O dado correto, conforme registros do Sistema de Informações de Projetos de Reforma Agrária (SIPRA), do próprio governo federal, gira em torno de 370 mil documentos. O segundo golpe é que apenas 12% dessas emissões são títulos definitivos — aqueles que conferem, de fato, segurança jurídica e estabilidade fundiária aos camponeses. A imensa maioria corresponde a registros provisórios, como o Contrato de Concessão de Uso (CCU), que não transfere a propriedade, não tem validade cartorial e apenas confirma a relação do assentado com o INCRA.

Finalmente, o número de títulos apresentado pelo deputado, portanto, mistura documentos sem valor legal com títulos precários e também, outro golpe, registros de ocupações anteriores à gestão Bolsonaro.
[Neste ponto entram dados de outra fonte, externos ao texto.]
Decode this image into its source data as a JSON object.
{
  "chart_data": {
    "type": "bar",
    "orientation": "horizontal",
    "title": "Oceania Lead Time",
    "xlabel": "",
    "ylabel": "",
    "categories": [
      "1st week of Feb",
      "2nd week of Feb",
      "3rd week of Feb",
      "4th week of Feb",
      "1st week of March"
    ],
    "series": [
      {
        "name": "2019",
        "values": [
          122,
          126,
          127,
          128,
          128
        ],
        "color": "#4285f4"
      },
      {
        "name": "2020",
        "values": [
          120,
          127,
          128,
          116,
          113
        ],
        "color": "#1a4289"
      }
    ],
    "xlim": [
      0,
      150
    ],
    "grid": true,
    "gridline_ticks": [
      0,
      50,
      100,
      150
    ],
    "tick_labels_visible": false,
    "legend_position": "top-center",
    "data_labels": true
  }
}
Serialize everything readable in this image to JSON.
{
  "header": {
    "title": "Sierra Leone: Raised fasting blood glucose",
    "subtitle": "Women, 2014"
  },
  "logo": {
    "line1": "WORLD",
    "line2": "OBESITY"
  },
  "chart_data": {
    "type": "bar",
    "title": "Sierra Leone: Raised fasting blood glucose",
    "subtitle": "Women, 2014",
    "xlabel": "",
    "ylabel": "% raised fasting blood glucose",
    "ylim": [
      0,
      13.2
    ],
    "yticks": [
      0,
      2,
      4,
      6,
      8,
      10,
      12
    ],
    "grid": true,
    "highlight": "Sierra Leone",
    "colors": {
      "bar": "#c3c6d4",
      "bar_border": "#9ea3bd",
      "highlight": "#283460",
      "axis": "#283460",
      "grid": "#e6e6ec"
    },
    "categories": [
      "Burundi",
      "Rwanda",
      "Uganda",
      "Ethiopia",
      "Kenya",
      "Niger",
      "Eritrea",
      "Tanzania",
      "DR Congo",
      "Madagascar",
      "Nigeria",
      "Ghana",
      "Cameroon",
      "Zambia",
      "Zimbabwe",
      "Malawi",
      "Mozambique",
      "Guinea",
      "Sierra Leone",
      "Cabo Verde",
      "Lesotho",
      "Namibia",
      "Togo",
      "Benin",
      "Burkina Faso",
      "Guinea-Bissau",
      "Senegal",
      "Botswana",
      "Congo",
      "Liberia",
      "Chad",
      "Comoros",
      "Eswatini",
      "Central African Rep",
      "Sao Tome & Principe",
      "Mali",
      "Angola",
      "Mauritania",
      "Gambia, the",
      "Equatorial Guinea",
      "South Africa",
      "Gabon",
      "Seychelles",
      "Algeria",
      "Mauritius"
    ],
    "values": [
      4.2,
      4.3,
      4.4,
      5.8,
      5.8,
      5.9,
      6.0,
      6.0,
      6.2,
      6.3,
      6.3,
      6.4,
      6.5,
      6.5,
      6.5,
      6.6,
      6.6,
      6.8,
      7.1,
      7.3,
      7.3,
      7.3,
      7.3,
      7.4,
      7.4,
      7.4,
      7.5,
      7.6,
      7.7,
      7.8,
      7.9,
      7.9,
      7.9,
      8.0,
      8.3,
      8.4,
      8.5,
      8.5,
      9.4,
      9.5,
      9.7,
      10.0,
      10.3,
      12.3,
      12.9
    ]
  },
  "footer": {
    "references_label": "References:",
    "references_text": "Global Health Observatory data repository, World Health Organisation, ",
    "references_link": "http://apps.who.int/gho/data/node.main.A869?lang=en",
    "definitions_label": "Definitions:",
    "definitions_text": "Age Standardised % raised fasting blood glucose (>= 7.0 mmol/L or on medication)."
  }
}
Muitos dos documentos entregues a partir de 2019 referem-se a assentamentos criados por governos passados.

Segundo dados do próprio INCRA, apenas 9.228 famílias foram efetivamente assentadas nos quatro anos do governo Bolsonaro — o pior desempenho desde 1985. O que se tentou vender como “solução para o problema” da terra no Brasil foi, na prática, um processo de reclassificação burocrática e não uma política séria de redistribuição fundiária.

Mais ainda: o argumento de que “titular é resolver” parte de uma falsa premissa. O título fundiário, para além do nome impresso em papel, só produz efeitos concretos se acompanhado de condições materiais que garantam a permanência dos agricultores no campo. Infraestrutura, crédito, assistência técnica e apoio produtivo são condições necessárias para isso.

Contrariando isso, durante o governo Bolsonaro, o orçamento do INCRA sofreu sucessivos cortes, vistorias de terra foram suspensas, desapropriações deixaram de ser feitas, e até os quadros técnicos da autarquia foram reduzidos a níveis mínimos.

A suposta “priorização da titulação” é, na verdade, a aplicação de uma estratégia orientada à reconcentração fundiária. Após a aprovação da Lei 13.465/2017 — sancionada pelo golpista Michel Temer (MDB), mas plenamente operacionalizada sob Bolsonaro —, o governo federal passou a emitir títulos sem a exigência prévia de estruturação dos assentamentos.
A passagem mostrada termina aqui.